Par un mémoire en défense, enregistré le 11 juillet 2025, le préfet de Saint-Barthélemy et Saint-Martin conclut au rejet de la requête. Il soutient qu’aucun moyen n’est fondé.
Par décision du 8 novembre 2024, l’aide juridictionnelle totale a été accordée à
Mme B….
Vu :
l’ordonnance n° 2400147 rendue le 18 décembre 2024 par le juge des référés ;
les autres pièces du dossier.
Vu :
- la convention européenne de sauvegarde des droits de l’homme et des libertés fondamentales,
- la loi n°91-647 du 10 juillet 1991 ;
- le code de l’entrée et du séjour des étrangers et du droit d’asile,
- le code de justice administrative.
Le président de la formation de jugement a dispensé le rapporteur public, sur sa proposition, de prononcer des conclusions à l’audience.
Les parties ont été régulièrement averties du jour de l’audience.
Ont été entendus au cours de l’audience publique :
- le rapport de Mme Biodore,
- et les observations de Me Khoury, représentant Mme B….
Le préfet n’était ni présent, ni représenté.
Considérant ce qui suit :
Mme A… B…, née le 19 mai 1952 à Valencia (Venezuela), de nationalité vénézuélienne, serait entrée en France (partie française de l’île de Saint-Martin) en dernier lieu en avril 2023. Elle a sollicité son admission au séjour au titre de l’asile. Sa demande a été rejetée par l’Office français de protection des réfugiés et apatrides (OFPRA) le 2 juin 2023 et par la Cour nationale du droit d’asile (CNDA) le 17 avril 2024 pour tardiveté. Par la présente requête, Mme B… demande au tribunal d’annuler l’arrêté du 5 juin 2024 par lequel le préfet délégué de Saint-Barthélemy et Saint-Martin l’a obligée à quitter le territoire français dans un délai de trente jours, lui a interdit le retour sur le territoire pendant une durée d’un an et a fixé le pays de destination.

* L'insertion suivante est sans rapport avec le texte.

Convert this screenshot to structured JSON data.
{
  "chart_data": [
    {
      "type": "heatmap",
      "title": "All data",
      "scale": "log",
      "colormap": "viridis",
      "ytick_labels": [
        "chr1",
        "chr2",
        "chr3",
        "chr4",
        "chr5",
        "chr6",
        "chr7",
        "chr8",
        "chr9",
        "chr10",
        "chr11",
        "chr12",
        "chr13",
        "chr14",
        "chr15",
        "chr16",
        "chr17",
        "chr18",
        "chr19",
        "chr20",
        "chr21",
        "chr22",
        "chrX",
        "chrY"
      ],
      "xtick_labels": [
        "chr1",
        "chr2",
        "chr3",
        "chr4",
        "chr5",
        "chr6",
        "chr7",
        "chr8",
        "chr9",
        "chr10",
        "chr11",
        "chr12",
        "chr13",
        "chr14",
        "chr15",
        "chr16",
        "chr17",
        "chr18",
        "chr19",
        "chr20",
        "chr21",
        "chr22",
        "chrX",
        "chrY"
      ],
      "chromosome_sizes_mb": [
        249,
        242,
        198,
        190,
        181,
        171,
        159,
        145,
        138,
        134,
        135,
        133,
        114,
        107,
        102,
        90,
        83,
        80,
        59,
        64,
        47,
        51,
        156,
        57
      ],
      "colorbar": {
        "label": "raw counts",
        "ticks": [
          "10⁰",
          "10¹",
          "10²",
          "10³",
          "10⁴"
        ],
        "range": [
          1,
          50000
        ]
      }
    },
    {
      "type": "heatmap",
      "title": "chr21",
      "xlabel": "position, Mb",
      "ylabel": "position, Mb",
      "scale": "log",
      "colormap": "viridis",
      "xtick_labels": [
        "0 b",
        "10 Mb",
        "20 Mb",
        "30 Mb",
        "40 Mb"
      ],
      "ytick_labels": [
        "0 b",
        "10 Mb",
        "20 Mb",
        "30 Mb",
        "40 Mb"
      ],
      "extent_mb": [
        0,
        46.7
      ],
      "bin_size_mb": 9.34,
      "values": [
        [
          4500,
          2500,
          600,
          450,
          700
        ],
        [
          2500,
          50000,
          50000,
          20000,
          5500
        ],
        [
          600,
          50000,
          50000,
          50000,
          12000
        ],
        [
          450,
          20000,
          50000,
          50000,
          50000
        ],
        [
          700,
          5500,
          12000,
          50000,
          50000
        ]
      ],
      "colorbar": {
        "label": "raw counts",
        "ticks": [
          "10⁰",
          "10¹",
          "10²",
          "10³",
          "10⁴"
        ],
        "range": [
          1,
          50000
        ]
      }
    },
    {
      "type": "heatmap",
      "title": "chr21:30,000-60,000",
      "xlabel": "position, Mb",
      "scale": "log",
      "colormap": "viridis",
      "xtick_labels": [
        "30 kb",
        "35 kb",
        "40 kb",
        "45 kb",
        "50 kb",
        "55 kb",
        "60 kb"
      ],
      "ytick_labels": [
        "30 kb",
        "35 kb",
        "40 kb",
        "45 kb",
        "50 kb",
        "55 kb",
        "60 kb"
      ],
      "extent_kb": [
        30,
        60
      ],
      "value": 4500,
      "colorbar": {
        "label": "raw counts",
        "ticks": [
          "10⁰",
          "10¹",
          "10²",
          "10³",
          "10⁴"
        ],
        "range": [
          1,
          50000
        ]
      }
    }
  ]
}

Sur l’obligation de quitter le territoire français :
En premier lieu, d’une part, aux termes de l’article L. 541-1 du code de l’entrée et du séjour des étrangers et du droit d’asile : « Le demandeur d’asile dont l’examen de la demande relève de la compétence de la France et qui a introduit sa demande auprès de l’Office français de protection des réfugiés et apatrides bénéficie du droit de se maintenir sur le territoire français. ». Aux termes de l’article L. 542-1 de ce code : « En l’absence de recours contre la décision de l’Office français de protection des réfugiés et apatrides dans le délai prévu à l’article L. 532-1, le droit de se maintenir sur le territoire français prend fin à la notification de cette décision. Lorsqu’un recours contre la décision de rejet de l’office a été formé dans le délai prévu à l’article L. 532-1, le droit du demandeur de se maintenir sur le territoire français prend fin à la date de la lecture en audience publique de la décision de la Cour nationale du droit d’asile ou, s’il est statué par ordonnance, à la date de la signature de celle-ci. Dans le cas où il est statué par ordonnance, l’autorité administrative ne peut engager l’exécution de la décision portant obligation de quitter le territoire français du demandeur d’asile dont le droit au maintien a pris fin qu’à compter de la date de notification de l’ordonnance. ». Selon l’article L. 542-2 du même code : « Par dérogation à l’article L. 542-1, le droit de se maintenir sur le territoire prend fin : (…) 2° Lorsque le demandeur : (…) c) présente une nouvelle demande de réexamen après le rejet définitif d’une première demande de réexamen. (…) ». Selon l’article L. 542-3 dudit code : « Lorsque le droit au maintien sur le territoire français a pris fin dans les conditions prévues aux articles L. 542-1 ou L. 542-2, l’attestation de demande d’asile peut être refusée, retirée ou son renouvellement refusé. (…) ».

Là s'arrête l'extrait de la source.